After completing his general education in his home town he studied law in Athens and Leipzig and when he returned to Greece in 1861 he was appointed a magistrate. In 1865 he was promoted to the rank of appellate, however the same year he resigned and practised law in Patras until 1872, when he was appointed director of the branch of the National Bank of Greece in Lamia. Later, he was appointed as inspector of the provincial branch of the bank and then he was transferred to the legal department. In 1875, he was nominated lecturer of the University of Athens and the next year he became professor of constitutional and international law.
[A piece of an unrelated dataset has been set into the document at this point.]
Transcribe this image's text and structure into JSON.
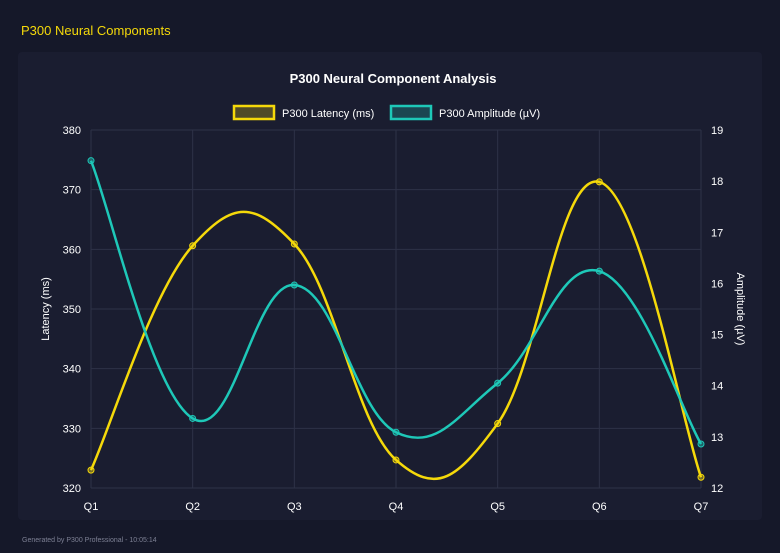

In 1880 he was appointed by the Greek government as its representative in the mission to Munich to settle the debt of the Greek state to Bavaria.
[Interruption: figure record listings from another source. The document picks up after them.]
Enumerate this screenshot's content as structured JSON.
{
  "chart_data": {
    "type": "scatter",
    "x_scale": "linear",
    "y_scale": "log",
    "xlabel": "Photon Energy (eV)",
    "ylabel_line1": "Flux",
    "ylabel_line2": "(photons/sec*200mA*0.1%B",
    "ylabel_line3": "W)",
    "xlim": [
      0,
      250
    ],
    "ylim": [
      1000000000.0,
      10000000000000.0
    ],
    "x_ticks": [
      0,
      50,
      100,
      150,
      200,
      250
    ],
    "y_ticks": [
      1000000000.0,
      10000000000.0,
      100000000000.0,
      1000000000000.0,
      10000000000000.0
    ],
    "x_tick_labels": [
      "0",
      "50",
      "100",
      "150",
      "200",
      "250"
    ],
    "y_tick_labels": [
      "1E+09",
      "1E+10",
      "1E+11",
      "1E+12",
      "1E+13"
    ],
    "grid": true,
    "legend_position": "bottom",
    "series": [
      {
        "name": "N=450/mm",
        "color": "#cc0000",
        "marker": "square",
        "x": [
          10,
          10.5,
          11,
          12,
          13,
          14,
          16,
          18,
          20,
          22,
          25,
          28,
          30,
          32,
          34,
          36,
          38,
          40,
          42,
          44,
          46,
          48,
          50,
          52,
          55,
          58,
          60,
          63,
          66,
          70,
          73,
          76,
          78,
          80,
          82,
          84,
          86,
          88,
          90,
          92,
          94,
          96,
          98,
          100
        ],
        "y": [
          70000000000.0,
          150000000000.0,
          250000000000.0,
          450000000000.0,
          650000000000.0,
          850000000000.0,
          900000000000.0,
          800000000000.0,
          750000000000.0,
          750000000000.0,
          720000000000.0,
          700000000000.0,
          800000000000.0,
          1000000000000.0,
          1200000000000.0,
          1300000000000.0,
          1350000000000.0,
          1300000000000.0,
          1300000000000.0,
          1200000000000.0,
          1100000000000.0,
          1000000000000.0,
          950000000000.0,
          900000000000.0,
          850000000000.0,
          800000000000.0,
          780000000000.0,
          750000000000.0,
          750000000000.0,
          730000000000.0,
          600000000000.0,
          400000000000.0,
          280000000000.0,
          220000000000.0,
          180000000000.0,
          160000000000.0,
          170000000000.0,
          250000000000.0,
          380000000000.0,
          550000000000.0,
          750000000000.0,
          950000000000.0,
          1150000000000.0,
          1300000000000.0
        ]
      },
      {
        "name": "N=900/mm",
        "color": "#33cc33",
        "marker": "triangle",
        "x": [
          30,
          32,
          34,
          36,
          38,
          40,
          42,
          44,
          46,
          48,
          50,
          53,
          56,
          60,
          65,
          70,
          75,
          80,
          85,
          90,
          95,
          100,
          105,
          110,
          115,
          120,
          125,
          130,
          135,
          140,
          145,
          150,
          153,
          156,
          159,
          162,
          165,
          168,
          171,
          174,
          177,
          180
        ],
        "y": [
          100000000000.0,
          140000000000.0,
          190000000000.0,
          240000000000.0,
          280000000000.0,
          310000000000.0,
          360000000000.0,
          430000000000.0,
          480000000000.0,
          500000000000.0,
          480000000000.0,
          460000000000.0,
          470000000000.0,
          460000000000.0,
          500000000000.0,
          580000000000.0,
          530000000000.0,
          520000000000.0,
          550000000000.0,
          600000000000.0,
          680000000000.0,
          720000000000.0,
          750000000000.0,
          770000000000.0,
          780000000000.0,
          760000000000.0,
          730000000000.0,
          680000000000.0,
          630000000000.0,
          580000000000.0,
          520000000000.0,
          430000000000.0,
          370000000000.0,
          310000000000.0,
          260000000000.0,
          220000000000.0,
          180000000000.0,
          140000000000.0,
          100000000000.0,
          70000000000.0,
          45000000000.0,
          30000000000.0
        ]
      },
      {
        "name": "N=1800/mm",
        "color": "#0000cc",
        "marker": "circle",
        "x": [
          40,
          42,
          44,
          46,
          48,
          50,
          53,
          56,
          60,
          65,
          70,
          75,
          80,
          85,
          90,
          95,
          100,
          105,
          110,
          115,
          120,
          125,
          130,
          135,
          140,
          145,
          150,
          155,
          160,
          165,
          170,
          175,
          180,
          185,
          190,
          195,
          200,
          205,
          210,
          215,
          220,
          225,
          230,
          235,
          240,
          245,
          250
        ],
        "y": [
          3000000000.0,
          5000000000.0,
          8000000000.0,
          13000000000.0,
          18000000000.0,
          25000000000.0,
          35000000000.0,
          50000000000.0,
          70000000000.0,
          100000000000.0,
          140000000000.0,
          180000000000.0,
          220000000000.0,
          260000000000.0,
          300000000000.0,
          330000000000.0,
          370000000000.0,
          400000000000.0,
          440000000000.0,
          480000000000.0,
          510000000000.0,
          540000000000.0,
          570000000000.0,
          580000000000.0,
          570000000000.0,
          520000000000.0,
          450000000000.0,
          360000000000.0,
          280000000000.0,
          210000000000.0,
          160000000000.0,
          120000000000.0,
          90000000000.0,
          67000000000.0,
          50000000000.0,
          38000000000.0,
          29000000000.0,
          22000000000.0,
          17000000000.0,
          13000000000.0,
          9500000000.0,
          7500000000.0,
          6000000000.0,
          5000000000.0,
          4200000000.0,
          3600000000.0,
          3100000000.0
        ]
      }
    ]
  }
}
In 1889 he was elected assistant manager of the National Bank, while he was also chairman of the board of the National Insurance and the Corinth Canal Company. In 1896 he became Chairman of the National Bank, a position that he held until 7 December 1910, when he resigned for health reasons.

During his presidency, the activity of the National Bank was extended beyond the borders of Greece with the establishment of the Bank of Crete and the Bank of the East. At the same time the Macedonian Struggle was strengthened and National Defense Treasury loans were issued for the rehabilitation of the Greek refugees coming from Bulgaria and Romania. In 1897 he served as Finance Minister in the government of Alexandros Zaimis. While he was a minister he managed to achieve the settlement of Greece's debts, but also to acquire a new foreign loan. He also served as an advisor to the Ministry of Foreign Affairs.

He died in Athens on 13 April 1920 and his funeral was held at the next day. He was married since 1865 to Victoria Londou, daughter of former mayor of Patras, Andreas Londos. Together they had a son, the politician Georgios Streit.